As fraudes no Transporte Urbano do DF (DFTrans) são numerosas e diversificadas. Há evidências de desvios de dinheiro em convênio para beneficiar deficientes, na compra de móveis, em contratos de informática e agora descobriu-se mais uma porta que se manteve aberta para as falcatruas na autarquia do governo local. Trata-se de um suposto esquema de direcionamento na contratação de guinchos pelo órgão oficial. Os indícios de irregularidades motivaram a instalação de mais uma sindicância interna. As investigações ainda estão em andamento, mas até agora os auditores rastrearam roubo de R$ 1,1 milhão no serviço de reboque terceirizado pelo DFTrans.
Em três linhas de apuração, o comitê de sindicância já identificou o destino de R$ 5,3 milhões desviados de parcerias feitas sob o pretexto de contribuir para o bom funcionamento da autarquia, cuja missão é garantir transporte público eficiente e seguro. Até agora, o grupo de auditores aponta 10 responsáveis, entre ex-gestores do próprio DFTrans e empresas contratadas pela autarquia. Entre os supostos envolvidos está Themistocles Eleutério. Ex-diretor operacional do órgão, ele é investigado no processo que apura os termos do negócio mantido entre o DFTrans e a empresa Auto Assistência Araújo e Silva. Themistocles foi quem formulou o projeto básico desse contrato.

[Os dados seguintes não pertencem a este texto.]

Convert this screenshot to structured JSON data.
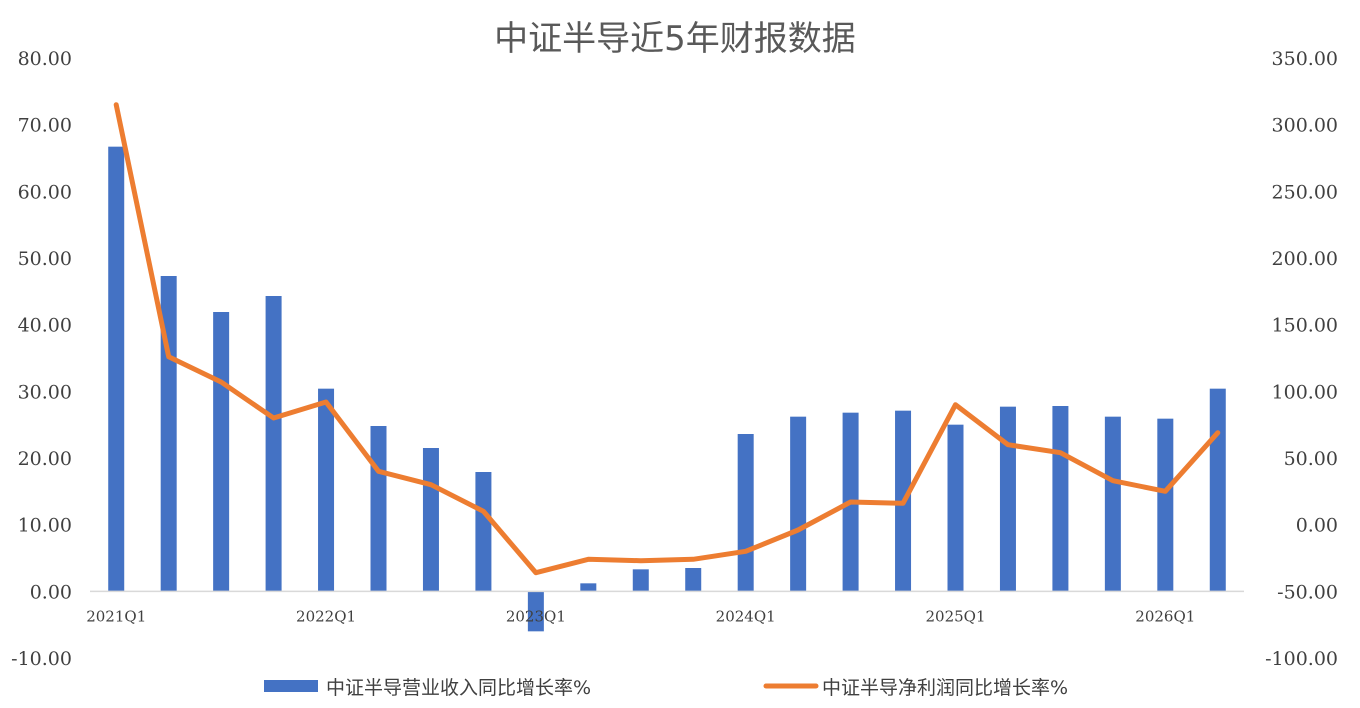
{
  "chart_data": {
    "type": "bar",
    "title": "中证半导近5年财报数据",
    "categories": [
      "2021Q1",
      "2021Q2",
      "2021Q3",
      "2021Q4",
      "2022Q1",
      "2022Q2",
      "2022Q3",
      "2022Q4",
      "2023Q1",
      "2023Q2",
      "2023Q3",
      "2023Q4",
      "2024Q1",
      "2024Q2",
      "2024Q3",
      "2024Q4",
      "2025Q1",
      "2025Q2",
      "2025Q3",
      "2025Q4",
      "2026Q1",
      "2026Q2"
    ],
    "x_tick_labels": [
      "2021Q1",
      "2022Q1",
      "2023Q1",
      "2024Q1",
      "2025Q1",
      "2026Q1"
    ],
    "x_tick_indices": [
      0,
      4,
      8,
      12,
      16,
      20
    ],
    "series": [
      {
        "name": "中证半导营业收入同比增长率%",
        "type": "bar",
        "axis": "left",
        "color": "#4472c4",
        "values": [
          66.7,
          47.3,
          41.9,
          44.3,
          30.4,
          24.8,
          21.5,
          17.9,
          -6.0,
          1.2,
          3.3,
          3.5,
          23.6,
          26.2,
          26.8,
          27.1,
          25.0,
          27.7,
          27.8,
          26.2,
          25.9,
          30.4
        ]
      },
      {
        "name": "中证半导净利润同比增长率%",
        "type": "line",
        "axis": "right",
        "color": "#ed7d31",
        "values": [
          315,
          126,
          107,
          80,
          92,
          40,
          30,
          10,
          -36,
          -26,
          -27,
          -26,
          -20,
          -4,
          17,
          16,
          90,
          60,
          54,
          33,
          25,
          69
        ]
      }
    ],
    "y_left": {
      "min": -10,
      "max": 80,
      "step": 10,
      "tick_labels": [
        "80.00",
        "70.00",
        "60.00",
        "50.00",
        "40.00",
        "30.00",
        "20.00",
        "10.00",
        "0.00",
        "-10.00"
      ]
    },
    "y_right": {
      "min": -100,
      "max": 350,
      "step": 50,
      "tick_labels": [
        "350.00",
        "300.00",
        "250.00",
        "200.00",
        "150.00",
        "100.00",
        "50.00",
        "0.00",
        "-50.00",
        "-100.00"
      ]
    },
    "grid": false,
    "legend_position": "bottom"
  }
}
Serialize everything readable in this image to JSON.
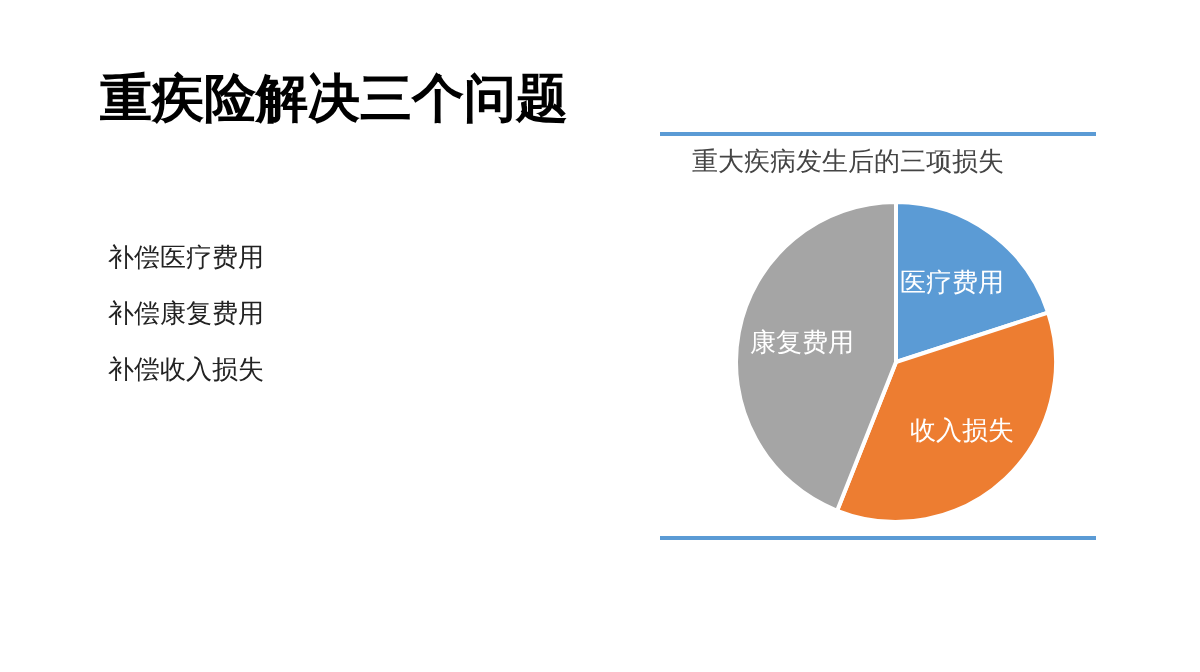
{
  "chart_data": {
    "type": "pie",
    "title": "重疾险解决三个问题",
    "subtitle": "重大疾病发生后的三项损失",
    "categories": [
      "医疗费用",
      "收入损失",
      "康复费用"
    ],
    "values": [
      20,
      36,
      44
    ],
    "colors": [
      "#5b9bd5",
      "#ed7d31",
      "#a5a5a5"
    ],
    "annotations": [
      "补偿医疗费用",
      "补偿康复费用",
      "补偿收入损失"
    ],
    "legend": false
  }
}
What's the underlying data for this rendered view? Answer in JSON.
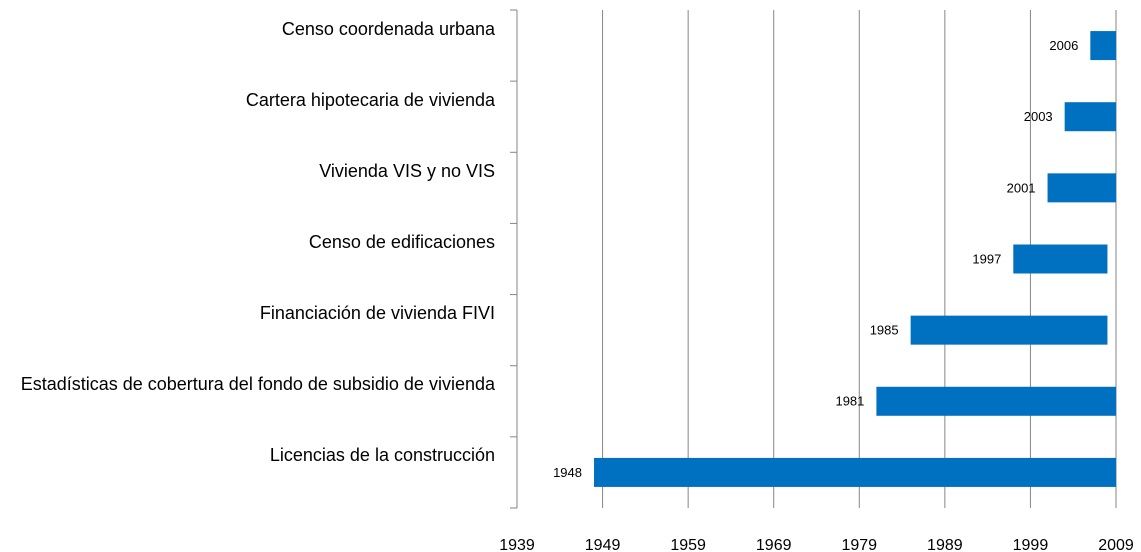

O convênio entre o DFTrans e a Auto Assistência tinha como objeto a prestação de serviços de guincho para a remoção de carros e vans que faziam transporte pirata na cidade. A parceria com a firma, de propriedade de Isaías Lourival da Silva, se dava por meio do pagamento de diárias. O menor valor era fixado em R$ 600 e o maior, em R$ 900. A fatura integral era contabilizada mesmo que o tempo demandado para o reboque fosse mínimo. Se o trabalho durasse meia ou o dia inteiro, o valor cobrado era cheio.
A comparação com o sistema operado em outros contratos semelhantes no Brasil foi usada como método para avaliar a conduta no caso do DFTrans. Apurou-se, assim, que a rotina de pagamentos à empresa de guincho que atuava na autarquia do DF era flagrantemente favorável ao fornecedor, uma vez que nos demais convênios o acerto de contas se dá por meio do cálculo da quilometragem percorrida e do tempo de serviço demandado.
O mais curioso é que, apesar de o convênio ter normas convidativas do ponto de vista do fornecedor, apenas uma empresa, a Auto Assistência Araújo e Silva, participou do processo de licitação. Em 2009, pagou-se R$ 1,3 milhão para a firma de guinchos. Mas a empresa ainda reivindica outros R$ 400 mil de serviços supostamente prestados e não quitados. Os repasses minguaram após o escândalo da Caixa de Pandora e as sucessivas mudanças de governo. Em auditoria, o Tribunal de Contas do DF, no entanto, localizou repasse de R$ 60 mil à Auto Assistência referentes a serviços não realizados, apesar de o gestor do contrato na época, o gerente de Fiscalização da Diretoria Operacional Pedro Jorge Brasil, ter atestado a realização dos guinchos. A sindicância em curso no DFTrans aponta que dos R$ 1,3 milhão pagos, apenas R$ 200 mil teriam lastro nos atendimentos em prol da autarquia.
Mortes
Duas mortes tornam as histórias de corrupção no DFTrans ainda mais sombrias. Em meio ao processo de cobrança da firma Auto Assistência ao DFTrans, o dono dessa empresa, Isaías Lourival da Silva, foi assassinado com dois tiros no rosto. O crime ocorreu em 2 de março do ano passado em Goiânia (GO). Três meses depois, a Delegacia Estadual de Investigações de Homicídios (DIH) concluiu que a morte do empresário teria sido encomendada pelo então gerente da firma, Fernando Batista da Silva. A motivação apontada no inquérito policial seria uma traição provocada por ganância. Segundo as investigações, Fernando teria encomendado a morte do sócio por R$ 40 mil.
A morte de Isaías deixa uma lacuna no processo de sindicância que apura as irregularidades do esquema do guincho no DFTrans. Assim como no caso das apurações sobre o convênio firmado entre o Centro de Assistência Social às Pessoas Portadoras de Deficiências do DF (Casped) e a autarquia. Reportagem do Correio publicada na última semana mostrou as evidências do desvio de R$ 2,9 milhões do contrato que aparentemente traria benefícios para servidores com necessidades especiais. Ex-presidente da Casped, Leni Justino também morreu no ano passado, por complicações de saúde. Pouco tempo antes de falecer, no entanto, Leni havia dado detalhes em depoimento de como ocorria o esquema de corrupção do qual ela própria funcionou como peça-chave.